|He Guoqiang (R), a member of the Standing Committee of the Political Bureau of the Communist Party of China (CPC) Central Committee and secretary of the CPC Central Commission for Discipline Inspection, shakes hands with Botswana's former president Festus Mogae in Beijing, capital of China, May 23, 2012. He met with representatives attending the 2012 Understanding and Cooperation Dialogue on Wednesday.(Xinhua/Xie Huanchi)
BEIJING, May 23 (Xinhua) -- He Guoqiang, a senior Communist Party of China (CPC) official, on Wednesday met with delegates of a forum discussing international relations and vowed to enhance people-to-people exchanges with foreign countries.
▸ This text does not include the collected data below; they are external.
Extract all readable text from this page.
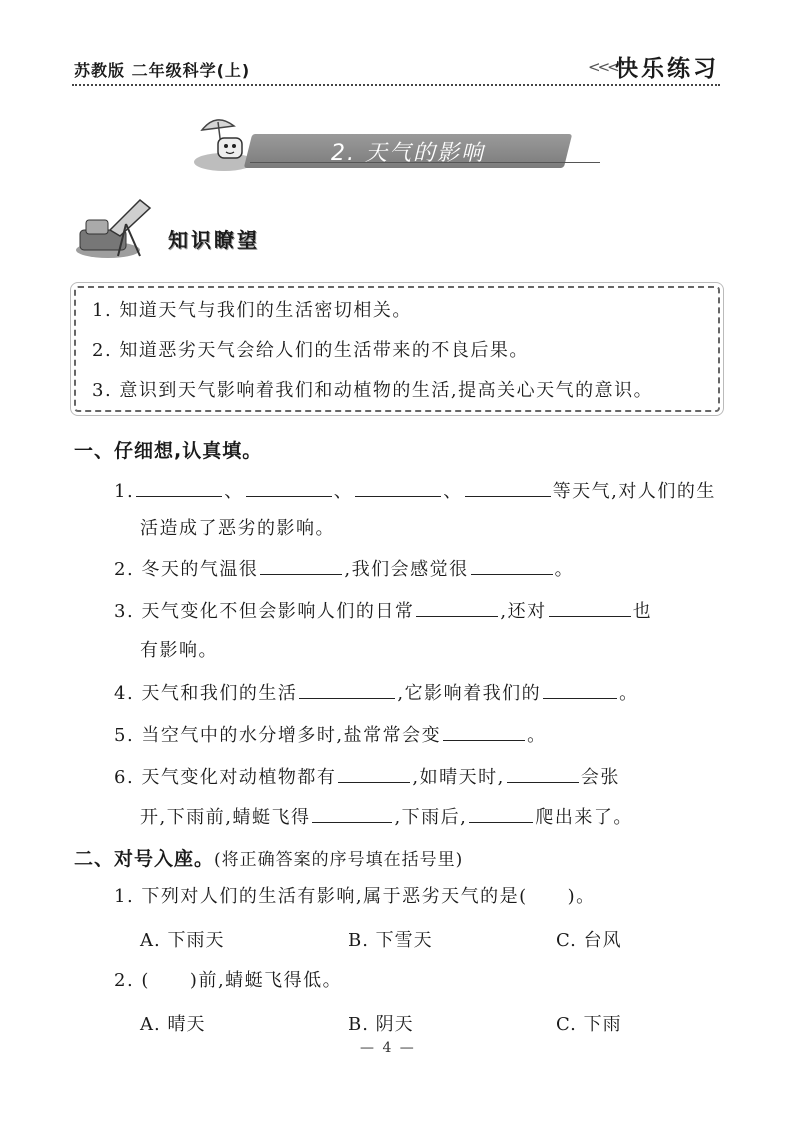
苏教版 二年级科学(上)	<<<
快乐练习
2. 天气的影响
知识瞭望
1. 知道天气与我们的生活密切相关。
2. 知道恶劣天气会给人们的生活带来的不良后果。
3. 意识到天气影响着我们和动植物的生活,提高关心天气的意识。
一、仔细想,认真填。
1.	、	、	、	等天气,对人们的生
活造成了恶劣的影响。
2. 冬天的气温很	,我们会感觉很	。
3. 天气变化不但会影响人们的日常	,还对	也
有影响。
4. 天气和我们的生活	,它影响着我们的	。
5. 当空气中的水分增多时,盐常常会变	。
6. 天气变化对动植物都有	,如晴天时,	会张
开,下雨前,蜻蜓飞得	,下雨后,	爬出来了。
二、对号入座。(将正确答案的序号填在括号里)
1. 下列对人们的生活有影响,属于恶劣天气的是( )。
A. 下雨天	B. 下雪天	C. 台风
2. ( )前,蜻蜓飞得低。
A. 晴天	B. 阴天	C. 下雨
— 4 —
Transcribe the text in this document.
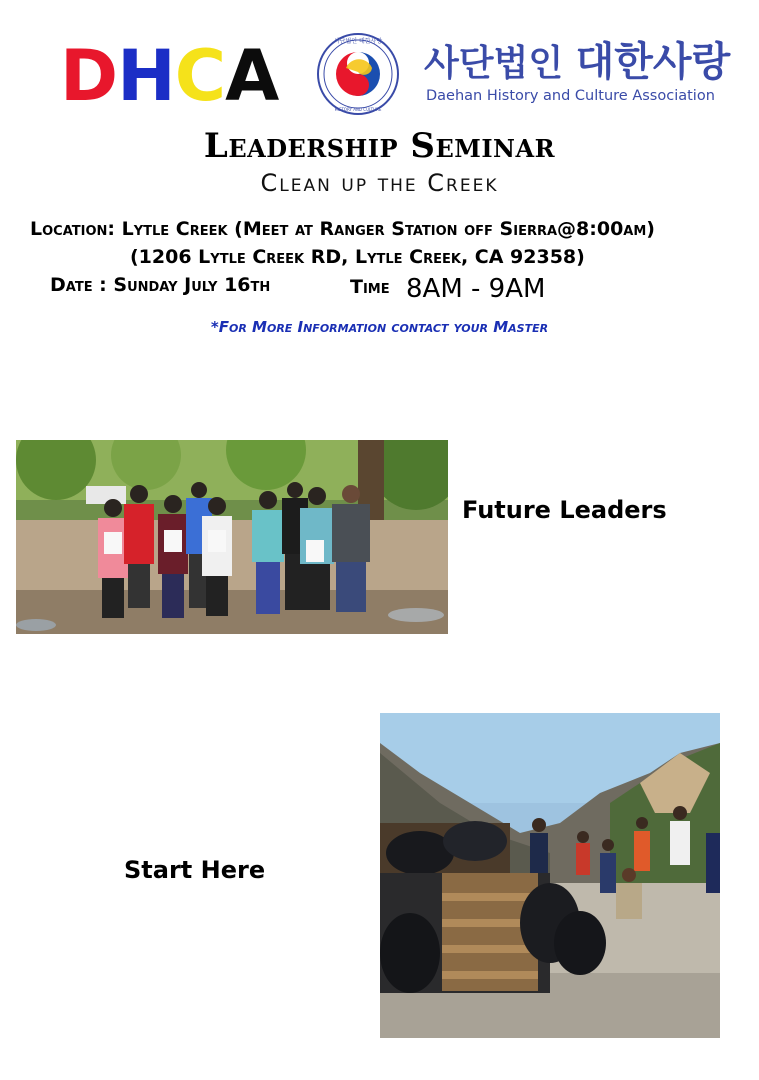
DHCA	사단법인 대한사랑
HISTORY AND CULTURE
사단법인 대한사랑
Daehan History and Culture Association
Leadership Seminar
Clean up the Creek
Location: Lytle Creek (Meet at Ranger Station off Sierra@8:00am)
(1206 Lytle Creek RD, Lytle Creek, CA 92358)
Date : Sunday July 16th	Time 8AM - 9AM
*For More Information contact your Master
Future Leaders
Start Here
He, a member of the Standing Committee of the Political Bureau of the CPC Central Committee, said that enhancing international understanding and cooperation is an important way to promote world peace and stability as well as the development and prosperity of the world's nations.
China is ready to promote friendly exchanges with foreign countries through multiple channels and in various forms, so as to increase mutual understanding and beef up pragmatic cooperation, he told delegates of the 2012 Understanding and Cooperation Dialogue.
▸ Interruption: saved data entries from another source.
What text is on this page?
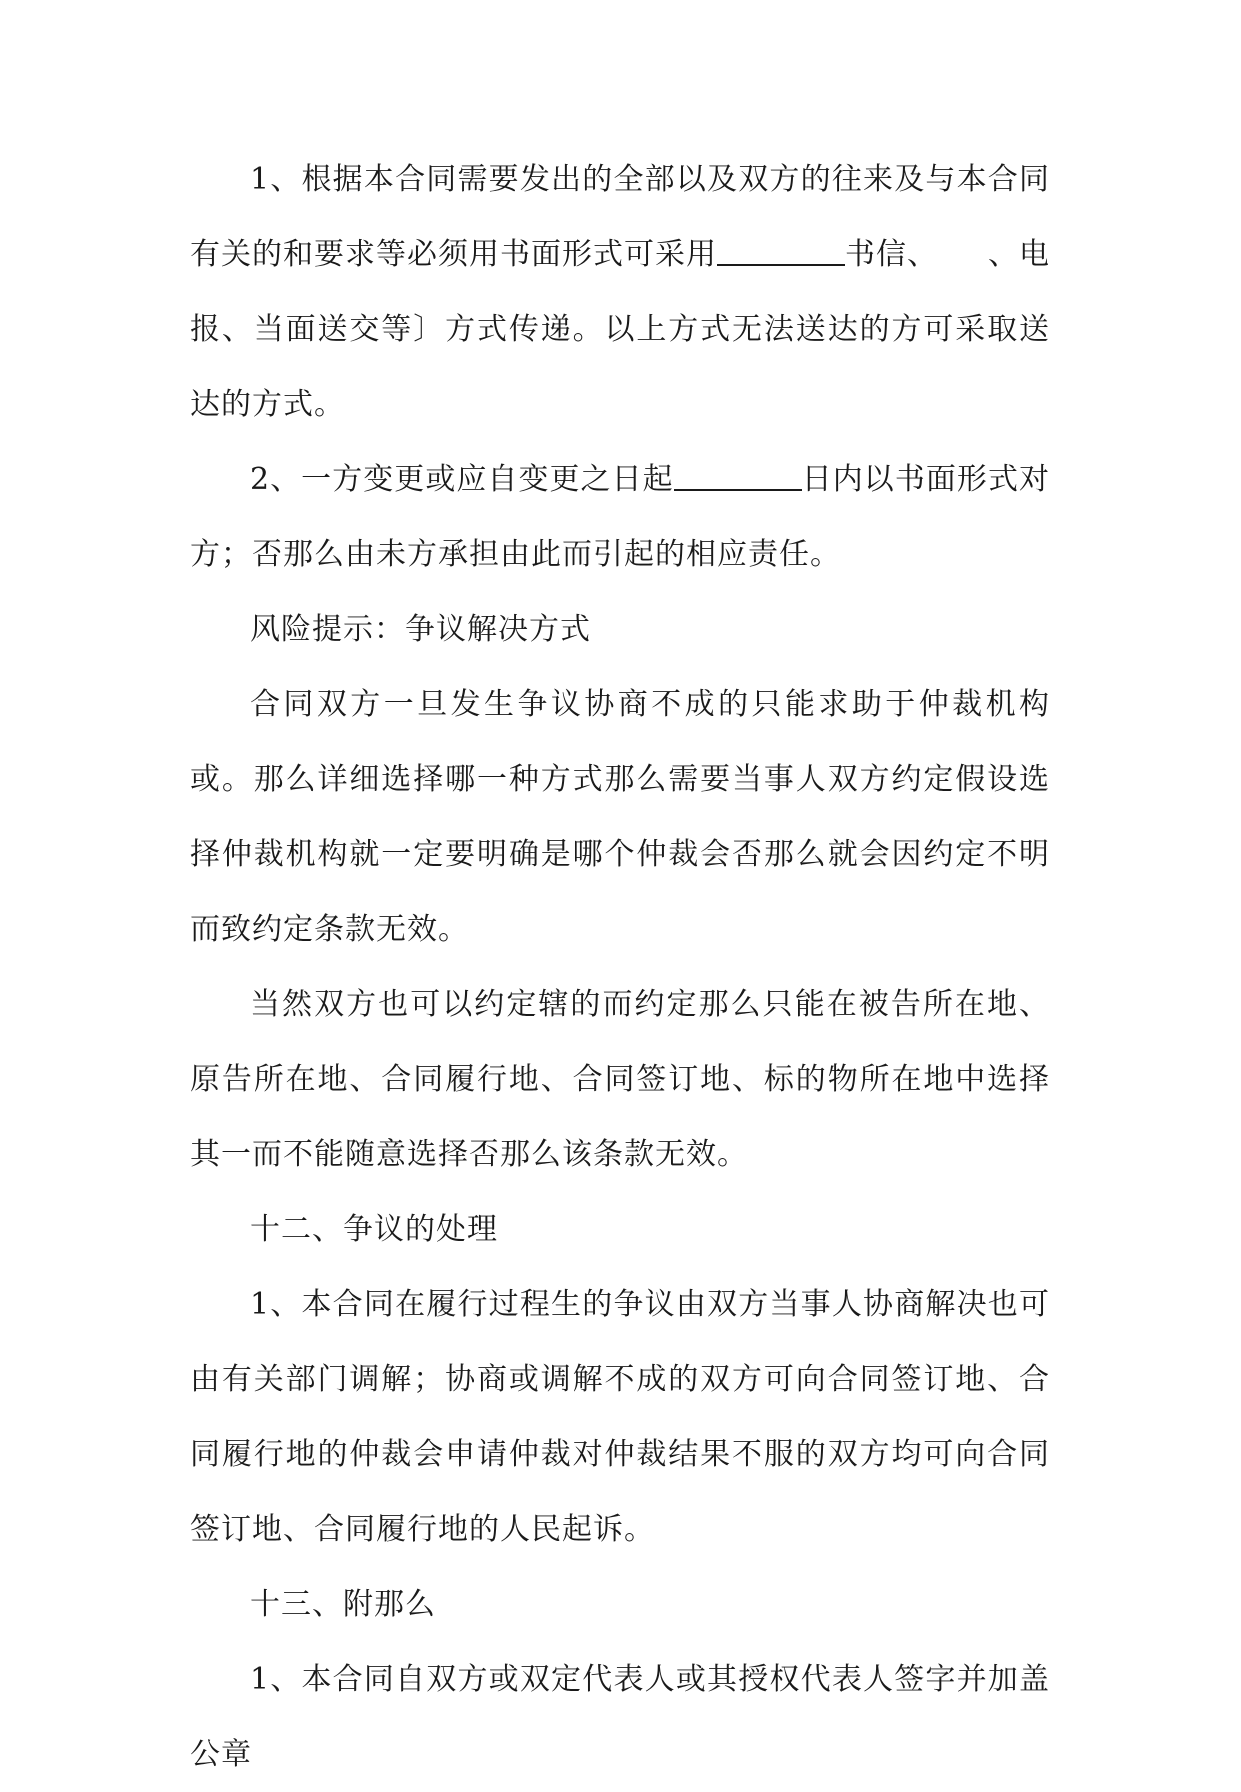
1、根据本合同需要发出的全部以及双方的往来及与本合同有关的和要求等必须用书面形式可采用	书信、 、电报、当面送交等〕方式传递。以上方式无法送达的方可采取送达的方式。

2、一方变更或应自变更之日起	日内以书面形式对方；否那么由未方承担由此而引起的相应责任。

风险提示：争议解决方式

合同双方一旦发生争议协商不成的只能求助于仲裁机构或。那么详细选择哪一种方式那么需要当事人双方约定假设选择仲裁机构就一定要明确是哪个仲裁会否那么就会因约定不明而致约定条款无效。

当然双方也可以约定辖的而约定那么只能在被告所在地、原告所在地、合同履行地、合同签订地、标的物所在地中选择其一而不能随意选择否那么该条款无效。

十二、争议的处理

1、本合同在履行过程生的争议由双方当事人协商解决也可由有关部门调解；协商或调解不成的双方可向合同签订地、合同履行地的仲裁会申请仲裁对仲裁结果不服的双方均可向合同签订地、合同履行地的人民起诉。

十三、附那么

1、本合同自双方或双定代表人或其授权代表人签字并加盖公章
The CPC and the Chinese government attach great importance to people-to-people exchanges, and encourage and support non-governmental organizations in different countries to strengthen communication, he said.
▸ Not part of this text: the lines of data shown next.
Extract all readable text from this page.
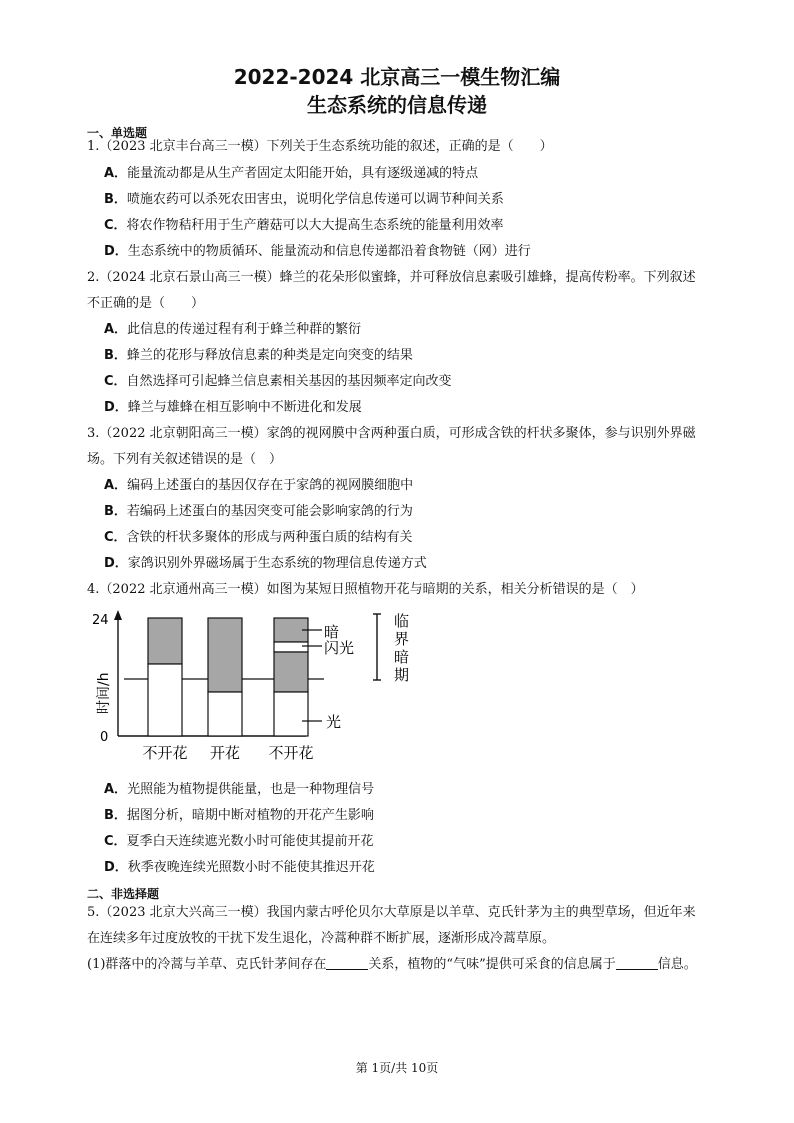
2022-2024 北京高三一模生物汇编
生态系统的信息传递
一、单选题
1.（2023 北京丰台高三一模）下列关于生态系统功能的叙述，正确的是（　　）
A．能量流动都是从生产者固定太阳能开始，具有逐级递减的特点
B．喷施农药可以杀死农田害虫，说明化学信息传递可以调节种间关系
C．将农作物秸秆用于生产蘑菇可以大大提高生态系统的能量利用效率
D．生态系统中的物质循环、能量流动和信息传递都沿着食物链（网）进行
2.（2024 北京石景山高三一模）蜂兰的花朵形似蜜蜂，并可释放信息素吸引雄蜂，提高传粉率。下列叙述
不正确的是（　　）
A．此信息的传递过程有利于蜂兰种群的繁衍
B．蜂兰的花形与释放信息素的种类是定向突变的结果
C．自然选择可引起蜂兰信息素相关基因的基因频率定向改变
D．蜂兰与雄蜂在相互影响中不断进化和发展
3.（2022 北京朝阳高三一模）家鸽的视网膜中含两种蛋白质，可形成含铁的杆状多聚体，参与识别外界磁
场。下列有关叙述错误的是（　）
A．编码上述蛋白的基因仅存在于家鸽的视网膜细胞中
B．若编码上述蛋白的基因突变可能会影响家鸽的行为
C．含铁的杆状多聚体的形成与两种蛋白质的结构有关
D．家鸽识别外界磁场属于生态系统的物理信息传递方式
4.（2022 北京通州高三一模）如图为某短日照植物开花与暗期的关系，相关分析错误的是（　）
24
0
时间/h
暗
闪光
光
临界暗期
不开花 开花 不开花
A．光照能为植物提供能量，也是一种物理信号
B．据图分析，暗期中断对植物的开花产生影响
C．夏季白天连续遮光数小时可能使其提前开花
D．秋季夜晚连续光照数小时不能使其推迟开花
二、非选择题
5.（2023 北京大兴高三一模）我国内蒙古呼伦贝尔大草原是以羊草、克氏针茅为主的典型草场，但近年来
在连续多年过度放牧的干扰下发生退化，冷蒿种群不断扩展，逐渐形成冷蒿草原。
(1)群落中的冷蒿与羊草、克氏针茅间存在	关系，植物的“气味”提供可采食的信息属于	信息。
第 1页/共 10页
He expressed hope that the Dialogue will become a new platform for deepening friendship between Chinese people and the rest of the world.
Festus Mogae, former president of Botswana, said the dialogue has become a bridge for understanding and cooperation among non-governmental groups of different countries.
Mogae voiced appreciation for China's stance on boosting exchanges with international communities and hope that exchanges and cooperation with non-governmental organizations in China can be enhanced.
The Dialogue, hosted by the Chinese Association for International Understanding and the China Foundation for Peace and Development on Tuesday, was attended by more than 60 former politicians and heads of non-governmental organizations from nearly 20 nations.